23 avril 2007

L'OUBLIE

Cette photo a été trouvée par les Anglais et déposée au Imperial War Museum de Londres où elle est expliquée ainsi : « Un soldat argentin disgracié et crevant de froid boit d’un coco »
En contemplant cette photo, on réfléchit sur le fait que ces Anglais ignoraient tout de lui. Cet homme n’était qu’un soldat pour eux, Ils n’avaient aucune idée de sa culture, du maté qui le réconfortait. Mais nous non plus, nous ne connaissons rien de ce soldat « disgracié » et pire encore, nous ignorons sa destinée. On ne sait pas s’il est revenu de la guerre. Il était encore un adolescent, embarqué vers la fin du monde, presque sans entraînement. Mais après ? Comment sa vie a-t-elle continuée?
Il était l’un de ces soldats qui, selon le témoignage même de l’Armée Argentine, « n’ont jamais été ni organisés, ni équipés, ni instruits pour faire face à des adversaires capables de mener des opérations au niveau mondial, car les coûts et les efforts que cela impliquait étaient au-delà des possibilités de notre pays »
On a du mal à imaginer son retour, sa réinsertion dans la société argentine. Il a dû garder autant de choses qu’il aurait voulu raconter, victime du silence qui s’est généré autour de la guerre dont le sort lui en a fait faire partie.

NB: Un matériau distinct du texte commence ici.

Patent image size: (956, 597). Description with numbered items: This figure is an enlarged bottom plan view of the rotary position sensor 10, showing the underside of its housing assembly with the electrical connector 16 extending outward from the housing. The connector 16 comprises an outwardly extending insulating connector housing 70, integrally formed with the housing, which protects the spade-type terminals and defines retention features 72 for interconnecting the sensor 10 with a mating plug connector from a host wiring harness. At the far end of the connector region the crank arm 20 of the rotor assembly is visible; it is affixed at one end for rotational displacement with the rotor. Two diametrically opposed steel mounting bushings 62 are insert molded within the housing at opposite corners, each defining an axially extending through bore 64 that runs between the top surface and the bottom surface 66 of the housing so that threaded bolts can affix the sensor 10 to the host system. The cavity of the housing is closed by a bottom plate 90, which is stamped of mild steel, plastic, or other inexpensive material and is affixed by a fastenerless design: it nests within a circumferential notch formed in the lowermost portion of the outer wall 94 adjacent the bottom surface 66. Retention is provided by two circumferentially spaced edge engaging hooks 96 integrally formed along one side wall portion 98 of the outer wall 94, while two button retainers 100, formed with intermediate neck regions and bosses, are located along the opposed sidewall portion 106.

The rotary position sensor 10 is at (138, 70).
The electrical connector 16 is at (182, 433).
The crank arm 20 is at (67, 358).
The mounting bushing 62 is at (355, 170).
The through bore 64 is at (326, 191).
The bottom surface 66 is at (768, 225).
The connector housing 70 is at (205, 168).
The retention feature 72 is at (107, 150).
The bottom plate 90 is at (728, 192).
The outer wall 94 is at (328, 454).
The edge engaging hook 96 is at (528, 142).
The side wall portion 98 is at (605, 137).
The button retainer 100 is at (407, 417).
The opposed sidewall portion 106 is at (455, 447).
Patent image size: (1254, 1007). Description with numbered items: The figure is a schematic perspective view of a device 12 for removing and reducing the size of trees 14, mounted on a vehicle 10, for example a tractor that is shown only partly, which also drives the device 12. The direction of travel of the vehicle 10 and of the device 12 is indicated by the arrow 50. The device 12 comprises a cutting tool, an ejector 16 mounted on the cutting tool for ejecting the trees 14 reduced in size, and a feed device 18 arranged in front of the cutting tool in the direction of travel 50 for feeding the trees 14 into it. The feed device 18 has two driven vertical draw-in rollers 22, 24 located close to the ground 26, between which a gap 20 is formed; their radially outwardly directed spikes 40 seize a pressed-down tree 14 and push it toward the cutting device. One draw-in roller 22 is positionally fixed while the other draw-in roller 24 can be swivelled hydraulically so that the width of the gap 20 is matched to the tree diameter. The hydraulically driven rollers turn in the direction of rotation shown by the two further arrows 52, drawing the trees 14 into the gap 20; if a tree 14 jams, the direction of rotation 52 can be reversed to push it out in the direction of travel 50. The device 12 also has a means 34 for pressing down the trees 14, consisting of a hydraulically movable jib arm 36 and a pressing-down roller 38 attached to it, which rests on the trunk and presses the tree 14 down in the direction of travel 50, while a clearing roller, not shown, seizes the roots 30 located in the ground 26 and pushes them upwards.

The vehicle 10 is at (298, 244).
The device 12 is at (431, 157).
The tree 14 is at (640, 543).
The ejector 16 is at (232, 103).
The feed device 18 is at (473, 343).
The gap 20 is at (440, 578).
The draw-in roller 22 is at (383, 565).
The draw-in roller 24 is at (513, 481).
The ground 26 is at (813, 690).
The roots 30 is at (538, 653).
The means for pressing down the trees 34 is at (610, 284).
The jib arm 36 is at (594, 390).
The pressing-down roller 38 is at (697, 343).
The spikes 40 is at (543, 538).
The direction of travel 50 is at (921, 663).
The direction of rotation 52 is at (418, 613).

Parler de Malvinas en Argentine devient parfois une affaire de fascistes ; on a du mal à le considérer comme une victime de plus de la dictature militaire, car il reste pour la plupart un « ex-combattant » . On n’a pas encore pu faire disparaître cet abîme, car quand on pense au terrorisme d’Etat on pense aux torturés, aux disparus… mais son sort à lui, on l’a oublié.
Il n’a sûrement pas pu trouver du travail, il doit vendre des souvenirs de « sa » guerre dans les bus de Buenos Aires, surmontant chaque jour l’indifférence ou les regards de compassion.
Il est peut-être devenu alcoolique, il doit mal dormir, il doit avoir du mal avec les rapports humains car ses réactions sont sûrement violentes. Il a peut-être essayé de se suicider … ou il l’a déjà fait. De toutes façons, ne le tuons-nous pas chaque jour avec notre oubli, notre indifférence, notre manque d’intérêt à propos de ce qu’il a vécu ? On a du mal à le séparer des militaires. Pour nous, la tragédie de Malvinas est finie avec la guerre, on considère rarement que c’est avec elle que la sienne a commencée.